Они прошли переходами, вышли на соборную площадь, пустынную по вечерней поре. Молчаливая стража, бряцая оружием, подошла было к великому князю и замерла, отстраненная велением руки. Слуги Алексия тоже двинулись было, но и они по знаку наместника воротили вспять. Лишь двое служек с орудьями, надобными для ночного служения, поспешали следом. Оснеженная серо-синяя площадь, огромная по малости соборов и хором, отселе вся распахнулась взору.
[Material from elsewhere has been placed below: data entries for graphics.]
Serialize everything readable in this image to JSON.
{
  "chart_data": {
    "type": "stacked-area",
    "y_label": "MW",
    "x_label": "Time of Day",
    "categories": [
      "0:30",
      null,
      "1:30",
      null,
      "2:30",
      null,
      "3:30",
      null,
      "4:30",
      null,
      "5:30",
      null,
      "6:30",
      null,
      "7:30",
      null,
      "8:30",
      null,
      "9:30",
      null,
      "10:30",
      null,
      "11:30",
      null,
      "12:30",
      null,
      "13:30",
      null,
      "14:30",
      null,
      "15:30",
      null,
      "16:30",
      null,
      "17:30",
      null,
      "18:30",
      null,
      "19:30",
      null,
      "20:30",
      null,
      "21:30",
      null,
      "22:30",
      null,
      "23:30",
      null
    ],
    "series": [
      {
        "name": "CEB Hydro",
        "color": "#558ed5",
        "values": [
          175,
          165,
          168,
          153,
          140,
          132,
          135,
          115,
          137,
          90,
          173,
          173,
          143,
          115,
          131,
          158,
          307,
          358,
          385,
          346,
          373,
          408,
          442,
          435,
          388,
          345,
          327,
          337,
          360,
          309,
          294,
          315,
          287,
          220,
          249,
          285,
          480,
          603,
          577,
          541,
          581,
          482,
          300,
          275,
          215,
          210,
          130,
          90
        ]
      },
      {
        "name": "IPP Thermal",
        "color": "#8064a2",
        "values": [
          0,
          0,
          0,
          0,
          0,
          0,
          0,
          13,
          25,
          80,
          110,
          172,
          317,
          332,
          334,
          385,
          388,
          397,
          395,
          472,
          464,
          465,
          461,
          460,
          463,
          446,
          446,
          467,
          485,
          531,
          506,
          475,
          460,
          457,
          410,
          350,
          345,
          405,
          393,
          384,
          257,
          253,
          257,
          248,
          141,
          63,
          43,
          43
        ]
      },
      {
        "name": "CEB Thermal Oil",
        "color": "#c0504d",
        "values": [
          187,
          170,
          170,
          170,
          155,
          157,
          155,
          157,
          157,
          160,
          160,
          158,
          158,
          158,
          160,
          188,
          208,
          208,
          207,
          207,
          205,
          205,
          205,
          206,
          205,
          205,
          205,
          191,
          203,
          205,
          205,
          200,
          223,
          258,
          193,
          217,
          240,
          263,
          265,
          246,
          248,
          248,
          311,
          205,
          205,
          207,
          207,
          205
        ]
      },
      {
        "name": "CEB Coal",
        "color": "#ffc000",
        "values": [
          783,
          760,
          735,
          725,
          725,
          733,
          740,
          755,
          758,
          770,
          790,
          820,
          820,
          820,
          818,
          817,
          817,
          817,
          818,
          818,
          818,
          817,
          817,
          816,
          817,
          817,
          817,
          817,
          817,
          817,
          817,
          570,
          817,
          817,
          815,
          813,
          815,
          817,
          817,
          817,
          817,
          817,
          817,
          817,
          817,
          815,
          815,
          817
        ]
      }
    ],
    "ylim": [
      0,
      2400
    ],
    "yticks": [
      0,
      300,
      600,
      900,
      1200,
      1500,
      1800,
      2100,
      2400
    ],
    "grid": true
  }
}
Позднее, когда возникли величественные сооружения Ивана Третьего, когда столп Ивана Великого вознес над площадью свою тяжкую главу и выросли каменные, красно-кирпичные терема, площадь как бы сузилась, умалилась в размерах. Теперь же она еще свободно открывалась миру и небу, вышитому по темно-синей, почти черной канве лазоревыми яхонтами звезд.
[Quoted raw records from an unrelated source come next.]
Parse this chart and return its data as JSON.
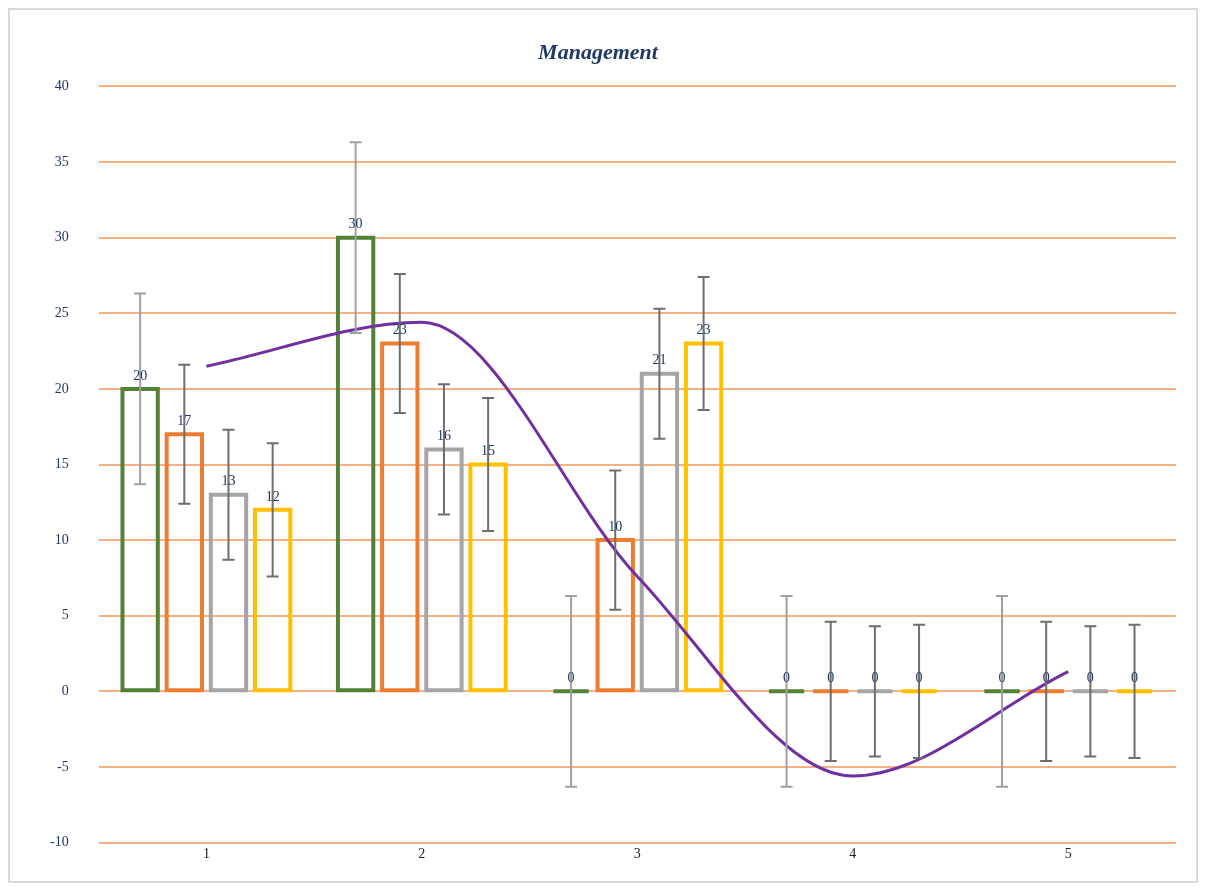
{
  "chart_data": {
    "type": "bar",
    "title": "Management",
    "categories": [
      "1",
      "2",
      "3",
      "4",
      "5"
    ],
    "series": [
      {
        "color": "#548235",
        "values": [
          20,
          30,
          0,
          0,
          0
        ],
        "value_labels": [
          "20",
          "30",
          "0",
          "0",
          "0"
        ],
        "errors": [
          6.3,
          6.3,
          6.3,
          6.3,
          6.3
        ]
      },
      {
        "color": "#ed7d31",
        "values": [
          17,
          23,
          10,
          0,
          0
        ],
        "value_labels": [
          "17",
          "23",
          "10",
          "0",
          "0"
        ],
        "errors": [
          4.6,
          4.6,
          4.6,
          4.6,
          4.6
        ]
      },
      {
        "color": "#a5a5a5",
        "values": [
          13,
          16,
          21,
          0,
          0
        ],
        "value_labels": [
          "13",
          "16",
          "21",
          "0",
          "0"
        ],
        "errors": [
          4.3,
          4.3,
          4.3,
          4.3,
          4.3
        ]
      },
      {
        "color": "#ffc000",
        "values": [
          12,
          15,
          23,
          0,
          0
        ],
        "value_labels": [
          "12",
          "15",
          "23",
          "0",
          "0"
        ],
        "errors": [
          4.4,
          4.4,
          4.4,
          4.4,
          4.4
        ]
      },
      {
        "type": "line",
        "color": "#7030a0",
        "values": [
          21.5,
          24.4,
          7.6,
          -5.6,
          1.3
        ]
      }
    ],
    "ylim": [
      -10,
      40
    ],
    "yticks": [
      -10,
      -5,
      0,
      5,
      10,
      15,
      20,
      25,
      30,
      35,
      40
    ],
    "grid": "y",
    "legend": false
  }
}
Церковь Спаса была заперта на замок, и служка долго гремел ключами, отворяя кованую решетку. Прошли внутрь. По мере того как служки возжигали свечи, мрак отодвигался все далее в углы и под своды собора и лики святых еще не всюду законченной росписи все больше остолпляли малые фигурки внизу, на каменных плитах пола, подавляя поздних пришельцев величием небесного хоровода, глядящего сквозь века и миры, с выси сфер, на бренную юдоль земного существования.

Алексий взошел в алтарь и возжег свечи на престоле. Князь опустился на колени перед алтарем, прямь царских дверей. Алексий, окончив приготовления, запел (Симеон тотчас, подхватив, запел тоже) канон молебный ко пресвятой Богородице «поемый во всякой скорби душевной и обстоянии»:

– К Богородице прилежно ныне притецем, грешнии и смиреннии, и припадем, в покаянии зовуще из глубины души: Владычице, помози, на ны милосердовавши, потщися, погибаем от множества прегрешений, не отврати твоя рабы тщи, тя бо и едину надежду имамы!

Голоса гулко отдаются под сводами. Оба служки, стоя сзади и тоже из уважения к князю опустившиеся на колени, стройно подпевают Алексию.

– Помилуй мя, Боже, но велицей милости твоей! – пел Симеон, погружаясь все глубже в головокружительную надзвездную бездну самоотречения. – И по множеству щедрот твоих очисти беззаконие мое!

И было так, словно в ночи, в ледяном холоде звезд, осталась одна и бьется, плененная, не хотя погинути, тоненькая ниточка тепла. В глубине глубин трепетная просьба о снисхождении, о прощении вот этой заблудшей души, этого тела, этой живой частицы божества, сведенной на землю в облике князя Симеона Гордого. Там, в самой глубине, на дне души, не было отречения – был молитвенный зов и просьба и вопль о помощи, о снисхождении ему, смертному, не желающему бесследно, без кореня своего на земли, погинуть в веках.

– Многими содержим напастьми, к тебе прибегаю, спасения иский: о, мати слова и дево, от тяжких и лютых мя спаси!

– Пресвятая Богородице, спаси нас! – хором, согласно, подпевают служки. И длится канон, то укачивая дремотно, то обжигая огнем острых слов: – Ты бо, Богоневестная, начальника тишины Христа родила еси, едина Пречистая!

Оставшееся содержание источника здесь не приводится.